Nei giorni scorsi per motivi di lavoro ho visitato il Museo di storia della scienza di Firenze, nel cuore del centro storico, adagiato sull’Arno a due passi dagli Uffizi.
Un luogo di rara bellezza e suggestione, oggetto di un ambizioso restyling che porterà a giugno alla nascità di un spazio museale profondamente rinnovato nel segno di Galileo Galilei. Un altare alla cultura scientifica, quasi un “tempio” – di una religiosità laica del sapere, libera e fertile - a cui rivolgersi con solenne rispetto, ma anche con la voglia di viverlo pienamente per tutto quello che può offrire: 5 secoli di storia di collezionismo scientifico.

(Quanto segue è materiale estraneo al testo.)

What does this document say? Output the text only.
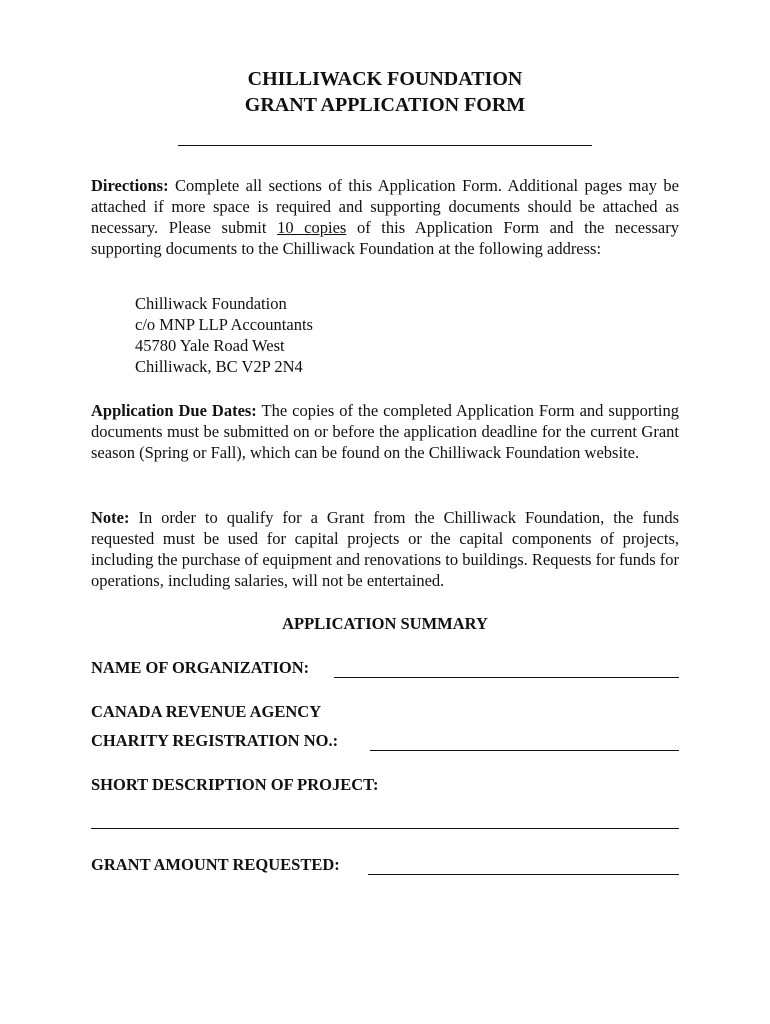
CHILLIWACK FOUNDATION
GRANT APPLICATION FORM

Directions: Complete all sections of this Application Form. Additional pages may be attached if more space is required and supporting documents should be attached as necessary. Please submit 10 copies of this Application Form and the necessary supporting documents to the Chilliwack Foundation at the following address:

Chilliwack Foundation
c/o MNP LLP Accountants
45780 Yale Road West
Chilliwack, BC V2P 2N4

Application Due Dates: The copies of the completed Application Form and supporting documents must be submitted on or before the application deadline for the current Grant season (Spring or Fall), which can be found on the Chilliwack Foundation website.

Note: In order to qualify for a Grant from the Chilliwack Foundation, the funds requested must be used for capital projects or the capital components of projects, including the purchase of equipment and renovations to buildings. Requests for funds for operations, including salaries, will not be entertained.

APPLICATION SUMMARY
NAME OF ORGANIZATION:
CANADA REVENUE AGENCY
CHARITY REGISTRATION NO.:
SHORT DESCRIPTION OF PROJECT:
GRANT AMOUNT REQUESTED:
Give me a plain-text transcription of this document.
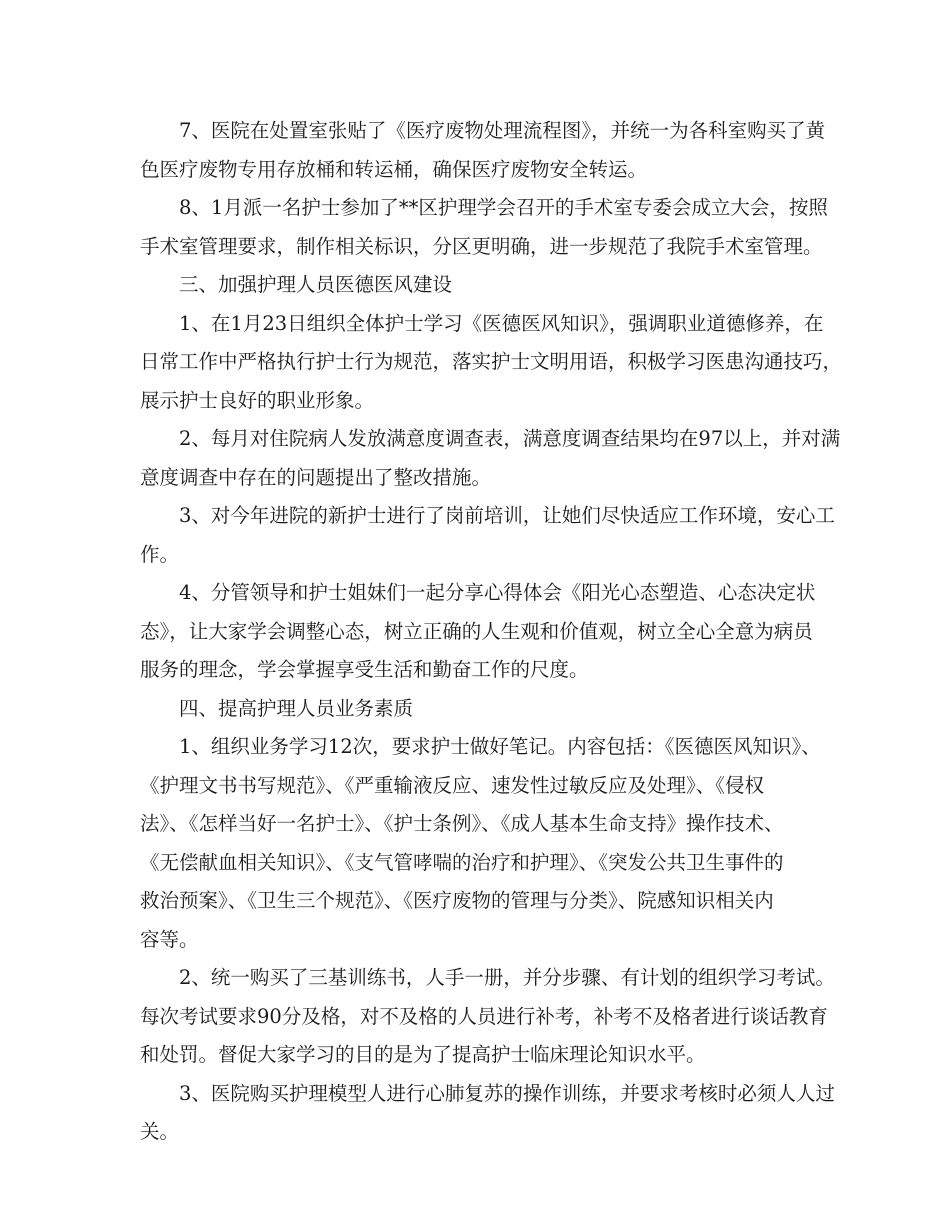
7、医院在处置室张贴了《医疗废物处理流程图》，并统一为各科室购买了黄
色医疗废物专用存放桶和转运桶，确保医疗废物安全转运。
8、1月派一名护士参加了**区护理学会召开的手术室专委会成立大会，按照
手术室管理要求，制作相关标识，分区更明确，进一步规范了我院手术室管理。
三、加强护理人员医德医风建设
1、在1月23日组织全体护士学习《医德医风知识》，强调职业道德修养，在
日常工作中严格执行护士行为规范，落实护士文明用语，积极学习医患沟通技巧，
展示护士良好的职业形象。
2、每月对住院病人发放满意度调查表，满意度调查结果均在97以上，并对满
意度调查中存在的问题提出了整改措施。
3、对今年进院的新护士进行了岗前培训，让她们尽快适应工作环境，安心工
作。
4、分管领导和护士姐妹们一起分享心得体会《阳光心态塑造、心态决定状
态》，让大家学会调整心态，树立正确的人生观和价值观，树立全心全意为病员
服务的理念，学会掌握享受生活和勤奋工作的尺度。
四、提高护理人员业务素质
1、组织业务学习12次，要求护士做好笔记。内容包括：《医德医风知识》、
《护理文书书写规范》、《严重输液反应、速发性过敏反应及处理》、《侵权
法》、《怎样当好一名护士》、《护士条例》、《成人基本生命支持》操作技术、
《无偿献血相关知识》、《支气管哮喘的治疗和护理》、《突发公共卫生事件的
救治预案》、《卫生三个规范》、《医疗废物的管理与分类》、院感知识相关内
容等。
2、统一购买了三基训练书，人手一册，并分步骤、有计划的组织学习考试。
每次考试要求90分及格，对不及格的人员进行补考，补考不及格者进行谈话教育
和处罚。督促大家学习的目的是为了提高护士临床理论知识水平。
3、医院购买护理模型人进行心肺复苏的操作训练，并要求考核时必须人人过
关。
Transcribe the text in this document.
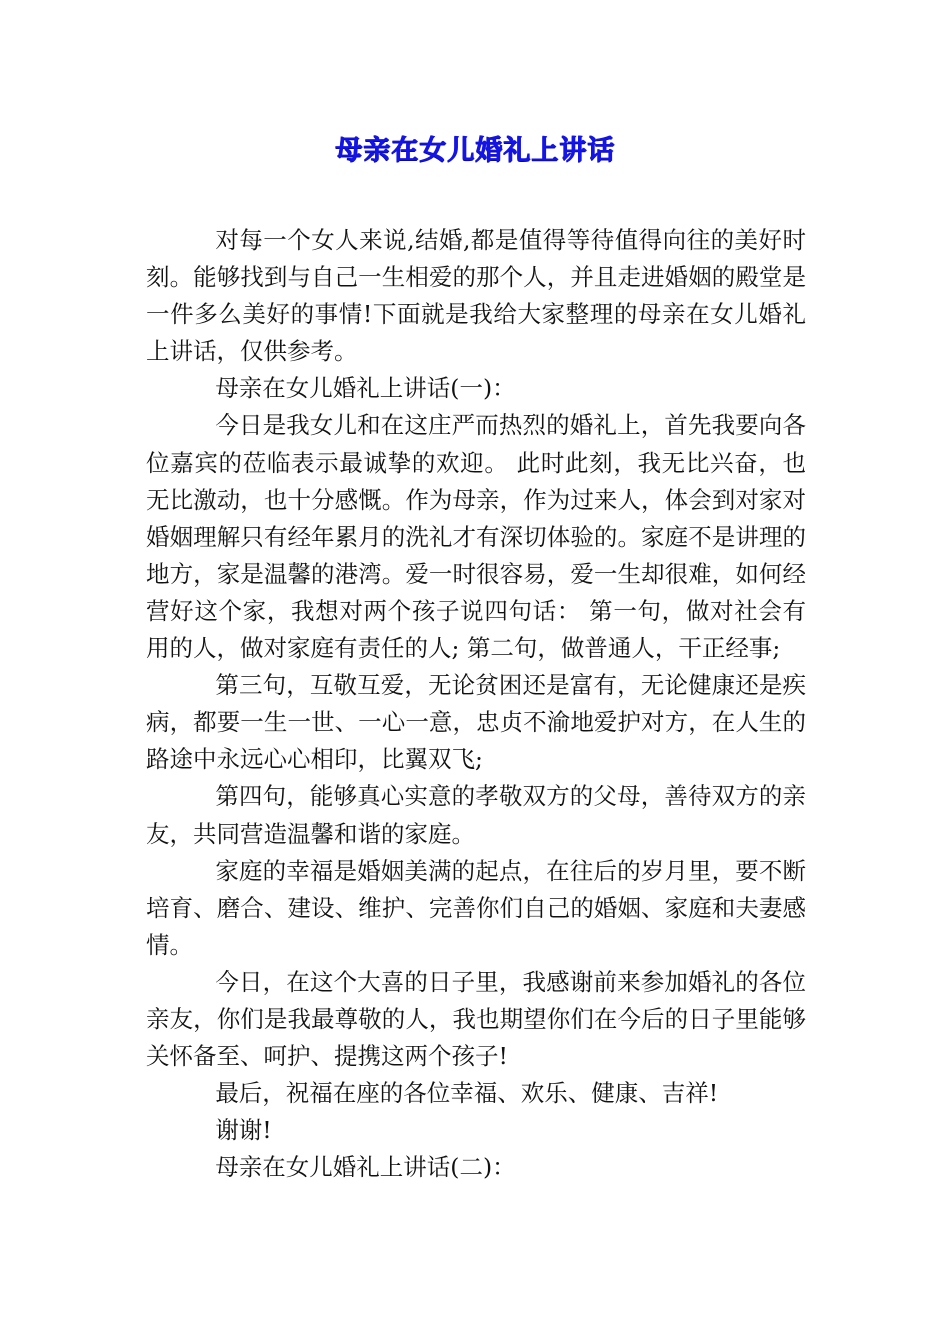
母亲在女儿婚礼上讲话

对每一个女人来说,结婚,都是值得等待值得向往的美好时刻。能够找到与自己一生相爱的那个人，并且走进婚姻的殿堂是一件多么美好的事情!下面就是我给大家整理的母亲在女儿婚礼上讲话，仅供参考。

母亲在女儿婚礼上讲话(一)：

今日是我女儿和在这庄严而热烈的婚礼上，首先我要向各位嘉宾的莅临表示最诚挚的欢迎。 此时此刻，我无比兴奋，也无比激动，也十分感慨。作为母亲，作为过来人，体会到对家对婚姻理解只有经年累月的洗礼才有深切体验的。家庭不是讲理的地方，家是温馨的港湾。爱一时很容易，爱一生却很难，如何经营好这个家，我想对两个孩子说四句话： 第一句，做对社会有用的人，做对家庭有责任的人; 第二句，做普通人，干正经事;

第三句，互敬互爱，无论贫困还是富有，无论健康还是疾病，都要一生一世、一心一意，忠贞不渝地爱护对方，在人生的路途中永远心心相印，比翼双飞;

第四句，能够真心实意的孝敬双方的父母，善待双方的亲友，共同营造温馨和谐的家庭。

家庭的幸福是婚姻美满的起点，在往后的岁月里，要不断培育、磨合、建设、维护、完善你们自己的婚姻、家庭和夫妻感情。

今日，在这个大喜的日子里，我感谢前来参加婚礼的各位亲友，你们是我最尊敬的人，我也期望你们在今后的日子里能够关怀备至、呵护、提携这两个孩子!

最后，祝福在座的各位幸福、欢乐、健康、吉祥!

谢谢!

母亲在女儿婚礼上讲话(二)：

Tra le vetrine ancora vuote del futuro allestimento, con i primi “tesori” collocati nelle varie sale presto aperte al pubblico, sotto la guida esperta del direttore Paolo Galluzzi - grande affabulatore e tra i massimi esperti della vita e delle opere dello scienziato pisano - ho avvertito con forza tutto il valore di un percorso storico intriso di civiltà, razionalità e rigore. Ma anche di passione creativa e anelito all’infinito.
Mi sono affacciato da una finestra del museo: ho visto l’Arno. Fuori Firenze, l’arte, la cultura, l’estetica rinascimentale di una città unica al mondo. Dentro il conforto e la certezza della forza vincente e “visionaria” del pensiero razionale sulla barbarie, il dogmatismo, il conformismo e la censura.
Mi sono rincuorato, per un attimo rasserenato: l’essere umano può essere anche questo – mi sono detto – può innalzarsi fino a tanto, con il cuore e con la mente. Può scoprire, immaginare o inventare mondi (im)possibili, come l’”ottico” di De Andrè. Peccato che spesso lo dimentichiamo.